Something Weird Is Going On With Melatonin

According to a study, something weird is going on with melatonin as the number of annual calls to poison control for pediatric melatonin overdoses has risen by 530 percent over the prior 10 years.

In the dark, early days of the coronavirus pandemic, Michael Toce noticed a surprising trend. As a pediatric-emergency-medicine doctor at Boston Children’s Hospital, he was seeing lots of kids who had taken too much medication. The problem wasn’t that they’d overdosed on opioids or painkillers or marijuana. Instead, they’d swallowed too much melatonin, an over-the-counter supplement used as a sleep aid. The ill effects of this mistake seemed mild at the worst—drowsiness, nausea, vomiting—but the number of kids who were affected was going up, up, up.

Other doctors around the country were observing something similar. In 2022, a group in Michigan invited Toce to collaborate on a study of the phenomenon. Their findings, published last June, were striking.

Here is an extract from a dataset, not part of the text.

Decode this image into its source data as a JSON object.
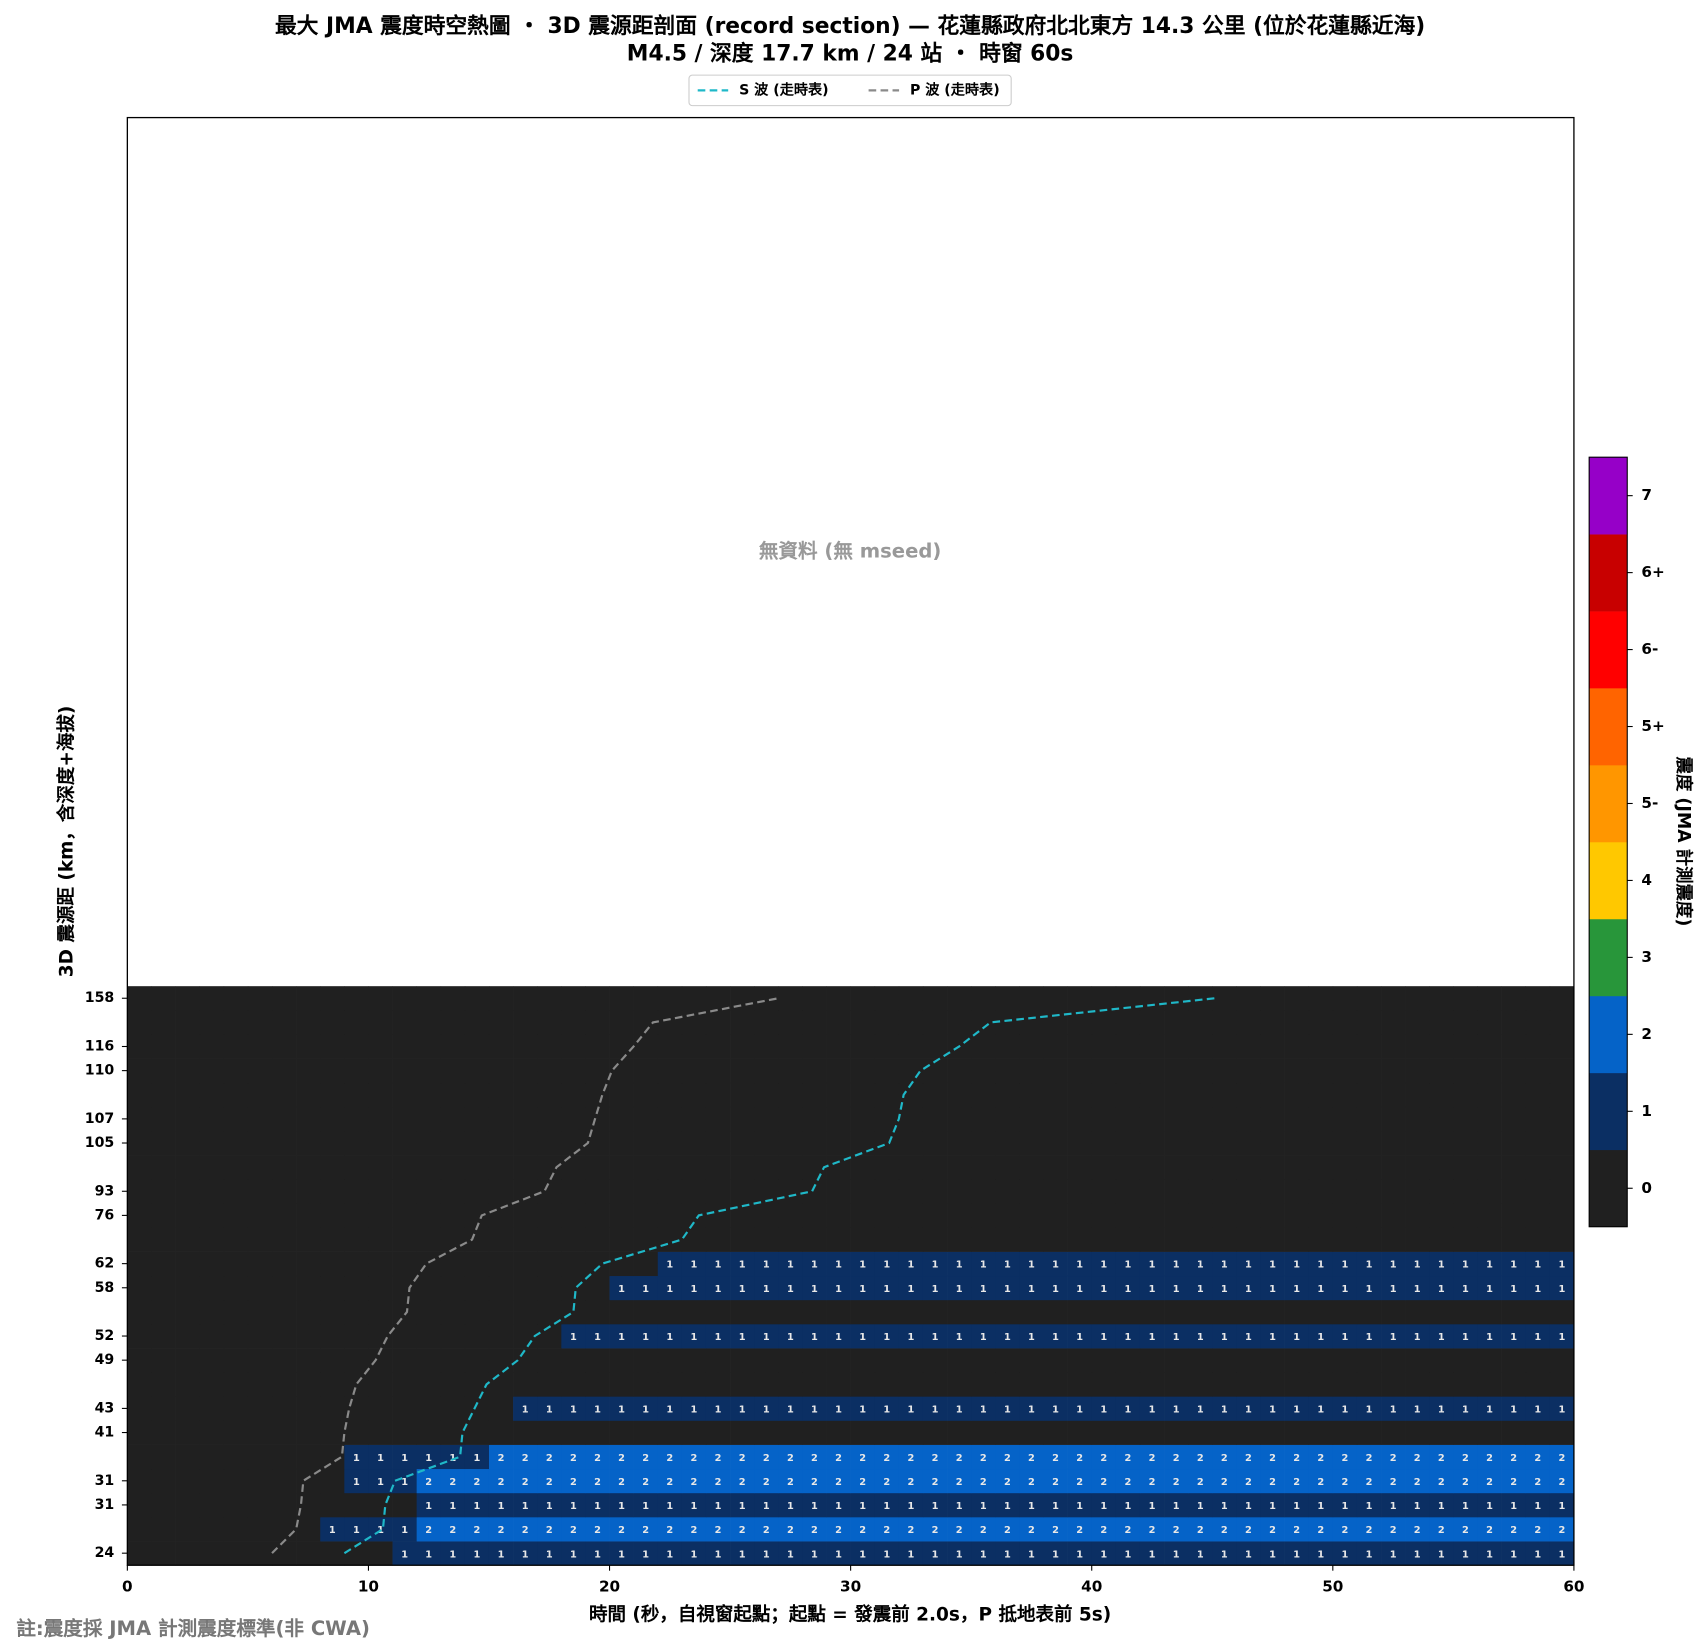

Over the prior 10 years, the number of annual calls to poison control for pediatric melatonin overdoses had risen by 530 percent. By 2020, poison control was receiving more calls about pediatric overdoses on melatonin than on any other substance. Just last month, in a broader study based on emergency-room data over a similar period, researchers at the CDC reported a 420 percent increase in visits for pediatric melatonin ingestions. Meanwhile, the overdose numbers for other substances plummeted during the 2010s: Tylenol, down 53 percent; opioids, down 54 percent; many cough and cold medications, down 72 percent. The question is: What sets melatonin apart?

The most obvious answer is its recent surge in popularity. From 2009 to 2018, American melatonin use increased fivefold, and from 2016 to 2020, U.S. sales of the supplement rose from $285 million to $821 million. A pandemic-era surge in diagnosed sleep disorders may have only accelerated this growing popularity. The year before melatonin usage began to rise, the CDC launched an initiative to reduce pediatric overdoses as a whole. It promoted the widespread adoption of flow restrictors and child-resistant packaging, and ran campaigns to educate parents about medication safety and storage. It’s possible that melatonin overdoses are rarer now than they would have been without the CDC’s safety initiative, but are still increasing on account of the supplement’s overall success in the marketplace.

Those changes in demand are “definitely a factor” in the associated surge in overdoses, says Pieter Cohen, a doctor and supplements expert at Cambridge Health Alliance, in Somerville, Massachusetts. Whether they account for all of the surge or most of it or merely some of it remains a mystery. Several other factors would also seem to be involved, Cohen told me. For starters, many melatonin supplements come in an appetizing gummy form. So do all sorts of vitamins and minerals for kids—vitamin A, vitamin C, calcium, zinc—but melatonin is not a vitamin or a mineral. It’s an active hormone, and the body has not developed great mechanisms for coping with its intake in excess, Cohen said.